Our Indigenous Peoples and local people of forested areas must be afforded the right to make their own decisions. But they need to be provided fair and balanced information on all the aspects of what REDD is and the potential of negative impact, not only to their local environment and their property rights to the forest and the land, but the indirect impact to Indigenous Peoples and local communities in remote locations where toxic hotspots are created as I mentioned earlier. The principles of Free, Prior and Informed Consent must still be defined and implemented in countries that are still fighting against the rights of their Indigenous and Aboriginal Peoples. From what I have seen, REDD workshops and consultations in Indigenous communities have not fully informed these communities about all aspects of what REDD is. They haven’t met the standards of Prior, when many of the modalities of REDD have already been developed, with no Indigenous input. Has the introduction of REDD for implementation been Free? No, it has been tarnished with perceptions of manipulation, abuses of trust and unethical persuasion through funding restrictions for anyone that speaks out against REDD. REDD and other carbon offset and trading regimes must not be part of a forced choice scenario.

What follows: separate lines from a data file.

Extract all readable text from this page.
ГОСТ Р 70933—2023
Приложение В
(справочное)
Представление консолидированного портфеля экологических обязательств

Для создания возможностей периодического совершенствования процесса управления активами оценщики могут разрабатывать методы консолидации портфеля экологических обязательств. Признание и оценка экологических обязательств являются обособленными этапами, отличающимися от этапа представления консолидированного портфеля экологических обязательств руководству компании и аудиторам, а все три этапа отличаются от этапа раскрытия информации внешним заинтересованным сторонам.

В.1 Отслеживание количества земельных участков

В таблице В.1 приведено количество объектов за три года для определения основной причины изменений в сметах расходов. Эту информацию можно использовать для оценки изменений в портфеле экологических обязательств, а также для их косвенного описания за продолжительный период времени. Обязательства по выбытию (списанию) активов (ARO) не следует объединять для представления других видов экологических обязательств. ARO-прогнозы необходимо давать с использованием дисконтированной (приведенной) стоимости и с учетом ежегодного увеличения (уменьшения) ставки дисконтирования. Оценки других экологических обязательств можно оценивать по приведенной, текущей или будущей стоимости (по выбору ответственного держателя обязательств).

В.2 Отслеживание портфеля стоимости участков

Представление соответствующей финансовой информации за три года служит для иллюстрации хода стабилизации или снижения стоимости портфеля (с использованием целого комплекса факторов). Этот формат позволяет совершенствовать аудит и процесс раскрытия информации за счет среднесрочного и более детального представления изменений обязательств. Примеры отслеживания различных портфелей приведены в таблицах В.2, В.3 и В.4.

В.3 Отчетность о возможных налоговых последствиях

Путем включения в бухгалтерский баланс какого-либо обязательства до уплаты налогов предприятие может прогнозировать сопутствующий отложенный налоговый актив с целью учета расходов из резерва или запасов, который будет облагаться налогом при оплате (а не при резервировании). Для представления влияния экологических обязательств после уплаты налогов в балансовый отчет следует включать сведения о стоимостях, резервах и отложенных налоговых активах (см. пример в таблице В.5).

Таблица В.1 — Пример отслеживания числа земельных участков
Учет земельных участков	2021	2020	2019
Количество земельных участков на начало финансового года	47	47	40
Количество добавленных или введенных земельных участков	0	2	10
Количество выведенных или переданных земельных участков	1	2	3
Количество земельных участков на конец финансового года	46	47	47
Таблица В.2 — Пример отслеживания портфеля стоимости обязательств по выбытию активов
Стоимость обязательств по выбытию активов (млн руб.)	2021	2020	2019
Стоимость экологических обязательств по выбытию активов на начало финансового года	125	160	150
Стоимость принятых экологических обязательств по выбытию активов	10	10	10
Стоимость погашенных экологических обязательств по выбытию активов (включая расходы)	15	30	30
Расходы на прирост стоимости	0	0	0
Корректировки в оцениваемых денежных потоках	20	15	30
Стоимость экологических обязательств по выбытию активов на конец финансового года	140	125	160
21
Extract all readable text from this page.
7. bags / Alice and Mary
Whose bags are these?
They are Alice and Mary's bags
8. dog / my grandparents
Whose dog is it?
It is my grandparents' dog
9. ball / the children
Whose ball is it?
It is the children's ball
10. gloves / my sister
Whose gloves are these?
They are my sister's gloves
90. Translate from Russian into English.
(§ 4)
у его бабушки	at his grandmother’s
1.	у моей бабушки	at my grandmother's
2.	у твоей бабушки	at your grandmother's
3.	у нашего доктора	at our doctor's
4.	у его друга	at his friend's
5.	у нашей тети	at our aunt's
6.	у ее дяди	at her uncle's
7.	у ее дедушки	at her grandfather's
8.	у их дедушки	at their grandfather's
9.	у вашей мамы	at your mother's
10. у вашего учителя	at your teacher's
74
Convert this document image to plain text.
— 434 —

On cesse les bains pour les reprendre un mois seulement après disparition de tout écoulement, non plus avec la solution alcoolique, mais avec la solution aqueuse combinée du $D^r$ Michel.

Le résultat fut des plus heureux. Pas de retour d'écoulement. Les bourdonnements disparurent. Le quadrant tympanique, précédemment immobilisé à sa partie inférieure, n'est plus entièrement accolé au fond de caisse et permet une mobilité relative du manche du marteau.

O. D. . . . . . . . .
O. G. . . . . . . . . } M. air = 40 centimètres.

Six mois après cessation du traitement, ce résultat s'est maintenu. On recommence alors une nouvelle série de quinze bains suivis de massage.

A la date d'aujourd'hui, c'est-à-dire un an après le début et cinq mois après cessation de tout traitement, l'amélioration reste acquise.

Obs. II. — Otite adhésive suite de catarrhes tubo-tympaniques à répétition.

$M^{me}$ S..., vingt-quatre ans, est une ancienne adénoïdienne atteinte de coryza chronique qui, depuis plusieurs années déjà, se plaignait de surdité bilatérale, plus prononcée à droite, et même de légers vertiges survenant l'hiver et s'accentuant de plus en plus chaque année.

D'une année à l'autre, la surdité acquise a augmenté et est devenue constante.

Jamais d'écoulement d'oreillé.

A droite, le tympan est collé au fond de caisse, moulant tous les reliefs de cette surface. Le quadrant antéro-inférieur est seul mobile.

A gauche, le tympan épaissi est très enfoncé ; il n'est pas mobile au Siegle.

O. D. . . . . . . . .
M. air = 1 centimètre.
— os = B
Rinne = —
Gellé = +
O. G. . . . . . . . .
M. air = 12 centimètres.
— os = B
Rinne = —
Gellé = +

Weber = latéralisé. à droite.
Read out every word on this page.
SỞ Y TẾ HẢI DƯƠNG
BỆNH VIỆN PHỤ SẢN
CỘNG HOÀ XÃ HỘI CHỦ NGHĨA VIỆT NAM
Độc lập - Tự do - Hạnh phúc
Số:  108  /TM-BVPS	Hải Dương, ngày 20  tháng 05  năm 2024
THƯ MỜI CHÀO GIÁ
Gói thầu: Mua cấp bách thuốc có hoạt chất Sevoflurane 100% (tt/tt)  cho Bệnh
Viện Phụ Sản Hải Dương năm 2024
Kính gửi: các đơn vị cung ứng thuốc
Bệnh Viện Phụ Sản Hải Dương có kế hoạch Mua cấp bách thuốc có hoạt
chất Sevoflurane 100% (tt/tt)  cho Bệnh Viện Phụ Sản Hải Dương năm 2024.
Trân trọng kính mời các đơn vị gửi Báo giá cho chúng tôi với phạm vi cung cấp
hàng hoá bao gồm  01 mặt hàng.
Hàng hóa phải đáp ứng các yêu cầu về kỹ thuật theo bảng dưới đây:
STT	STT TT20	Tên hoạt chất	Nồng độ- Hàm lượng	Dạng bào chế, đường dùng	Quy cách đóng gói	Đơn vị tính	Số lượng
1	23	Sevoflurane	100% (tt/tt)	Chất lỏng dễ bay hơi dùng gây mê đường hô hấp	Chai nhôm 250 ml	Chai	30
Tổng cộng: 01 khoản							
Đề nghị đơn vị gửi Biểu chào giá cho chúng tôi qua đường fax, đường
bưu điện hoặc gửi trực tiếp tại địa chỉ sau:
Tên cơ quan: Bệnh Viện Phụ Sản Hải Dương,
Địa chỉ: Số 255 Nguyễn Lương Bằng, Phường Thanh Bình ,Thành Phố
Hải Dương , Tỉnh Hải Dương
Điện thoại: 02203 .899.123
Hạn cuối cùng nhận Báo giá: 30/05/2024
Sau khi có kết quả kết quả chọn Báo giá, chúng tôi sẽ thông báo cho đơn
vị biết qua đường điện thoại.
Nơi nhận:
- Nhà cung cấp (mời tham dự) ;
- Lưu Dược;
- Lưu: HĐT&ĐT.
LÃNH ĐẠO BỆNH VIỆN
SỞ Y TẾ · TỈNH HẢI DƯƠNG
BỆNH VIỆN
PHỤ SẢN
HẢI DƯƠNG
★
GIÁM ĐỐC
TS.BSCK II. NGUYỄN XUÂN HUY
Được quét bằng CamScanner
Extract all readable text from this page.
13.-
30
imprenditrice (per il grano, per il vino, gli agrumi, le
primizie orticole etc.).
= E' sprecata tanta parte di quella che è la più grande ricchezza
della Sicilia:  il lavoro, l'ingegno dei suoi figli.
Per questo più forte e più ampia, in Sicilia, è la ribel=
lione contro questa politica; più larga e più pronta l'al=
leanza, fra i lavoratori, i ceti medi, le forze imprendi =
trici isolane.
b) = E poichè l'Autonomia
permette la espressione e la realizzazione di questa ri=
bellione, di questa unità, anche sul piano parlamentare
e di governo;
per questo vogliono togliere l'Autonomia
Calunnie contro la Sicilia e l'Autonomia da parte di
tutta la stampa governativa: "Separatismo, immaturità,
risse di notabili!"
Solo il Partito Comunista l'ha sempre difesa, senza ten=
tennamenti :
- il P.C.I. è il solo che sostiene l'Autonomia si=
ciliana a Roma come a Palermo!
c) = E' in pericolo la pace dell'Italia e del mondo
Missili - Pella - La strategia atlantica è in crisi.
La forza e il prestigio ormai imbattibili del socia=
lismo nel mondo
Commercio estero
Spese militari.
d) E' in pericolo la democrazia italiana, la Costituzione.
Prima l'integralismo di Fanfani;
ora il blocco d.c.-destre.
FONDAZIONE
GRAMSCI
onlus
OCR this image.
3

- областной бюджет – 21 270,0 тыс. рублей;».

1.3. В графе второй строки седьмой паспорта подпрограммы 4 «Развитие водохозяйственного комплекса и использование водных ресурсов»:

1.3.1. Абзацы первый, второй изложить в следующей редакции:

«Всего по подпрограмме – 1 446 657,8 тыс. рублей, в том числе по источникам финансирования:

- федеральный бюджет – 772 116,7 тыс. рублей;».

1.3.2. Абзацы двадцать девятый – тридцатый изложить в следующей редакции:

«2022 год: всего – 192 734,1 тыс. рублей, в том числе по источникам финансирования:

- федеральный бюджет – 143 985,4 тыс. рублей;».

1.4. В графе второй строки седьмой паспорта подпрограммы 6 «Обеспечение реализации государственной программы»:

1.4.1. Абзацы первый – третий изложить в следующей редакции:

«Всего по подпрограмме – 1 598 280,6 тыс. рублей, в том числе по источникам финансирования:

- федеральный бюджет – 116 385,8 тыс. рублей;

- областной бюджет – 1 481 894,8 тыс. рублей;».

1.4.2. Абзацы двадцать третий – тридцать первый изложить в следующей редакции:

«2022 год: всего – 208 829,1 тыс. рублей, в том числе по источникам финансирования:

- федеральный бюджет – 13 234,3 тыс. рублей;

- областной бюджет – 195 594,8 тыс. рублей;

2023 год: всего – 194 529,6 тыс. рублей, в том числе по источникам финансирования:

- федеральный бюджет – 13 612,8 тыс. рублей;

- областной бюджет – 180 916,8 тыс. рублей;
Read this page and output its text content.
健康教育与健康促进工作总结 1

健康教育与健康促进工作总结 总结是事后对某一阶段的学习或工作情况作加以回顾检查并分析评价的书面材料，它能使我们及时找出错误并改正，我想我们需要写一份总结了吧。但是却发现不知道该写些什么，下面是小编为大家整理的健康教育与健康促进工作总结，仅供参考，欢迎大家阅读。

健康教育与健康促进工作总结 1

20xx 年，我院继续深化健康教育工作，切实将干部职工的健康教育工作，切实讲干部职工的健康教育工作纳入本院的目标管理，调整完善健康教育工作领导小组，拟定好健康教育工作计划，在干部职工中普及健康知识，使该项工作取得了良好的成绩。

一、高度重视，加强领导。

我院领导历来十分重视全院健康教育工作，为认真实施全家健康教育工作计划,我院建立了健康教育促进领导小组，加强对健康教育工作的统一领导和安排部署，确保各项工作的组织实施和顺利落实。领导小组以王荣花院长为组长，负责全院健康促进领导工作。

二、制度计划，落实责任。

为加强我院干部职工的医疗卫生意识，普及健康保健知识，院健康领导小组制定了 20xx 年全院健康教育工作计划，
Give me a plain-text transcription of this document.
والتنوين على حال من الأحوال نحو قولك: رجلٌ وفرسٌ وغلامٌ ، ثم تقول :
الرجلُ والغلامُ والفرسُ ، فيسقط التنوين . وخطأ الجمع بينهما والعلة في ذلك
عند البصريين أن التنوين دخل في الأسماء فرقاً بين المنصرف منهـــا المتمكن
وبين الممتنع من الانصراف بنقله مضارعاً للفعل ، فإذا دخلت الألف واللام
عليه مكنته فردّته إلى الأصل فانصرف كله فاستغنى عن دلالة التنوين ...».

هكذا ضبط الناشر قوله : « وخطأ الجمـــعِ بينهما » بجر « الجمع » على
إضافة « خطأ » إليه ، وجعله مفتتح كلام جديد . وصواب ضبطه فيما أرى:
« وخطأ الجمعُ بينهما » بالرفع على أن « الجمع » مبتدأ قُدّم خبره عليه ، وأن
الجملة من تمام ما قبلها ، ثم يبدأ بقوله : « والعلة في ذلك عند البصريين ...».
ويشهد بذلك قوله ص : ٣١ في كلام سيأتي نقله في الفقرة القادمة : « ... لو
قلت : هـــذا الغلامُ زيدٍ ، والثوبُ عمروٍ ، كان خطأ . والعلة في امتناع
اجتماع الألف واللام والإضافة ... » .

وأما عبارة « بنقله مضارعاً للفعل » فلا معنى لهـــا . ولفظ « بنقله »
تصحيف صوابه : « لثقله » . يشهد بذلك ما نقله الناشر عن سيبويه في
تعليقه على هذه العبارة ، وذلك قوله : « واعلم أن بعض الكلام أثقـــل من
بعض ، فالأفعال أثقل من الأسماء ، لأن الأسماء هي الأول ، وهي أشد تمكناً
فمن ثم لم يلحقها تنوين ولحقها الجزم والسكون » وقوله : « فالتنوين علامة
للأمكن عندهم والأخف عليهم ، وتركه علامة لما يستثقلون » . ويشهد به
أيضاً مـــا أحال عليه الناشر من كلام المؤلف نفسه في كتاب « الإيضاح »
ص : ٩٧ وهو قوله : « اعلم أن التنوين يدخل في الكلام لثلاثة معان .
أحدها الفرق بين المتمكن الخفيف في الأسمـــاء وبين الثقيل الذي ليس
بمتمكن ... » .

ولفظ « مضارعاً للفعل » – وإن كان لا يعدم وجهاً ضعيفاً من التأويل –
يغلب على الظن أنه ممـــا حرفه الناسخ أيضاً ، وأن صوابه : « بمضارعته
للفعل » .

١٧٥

The humanity of our forest communities must be protected. Carbon rights must not be allowed to trample human rights. Even the UN REDD Programme released a report calling attention to the dangers of REDD marginalising the landless and potentially causing conflict, forced relocation and displacement of forest peoples. For all those people in the world that fight for human rights, we must stand united on these issues and resist programmes such as REDD.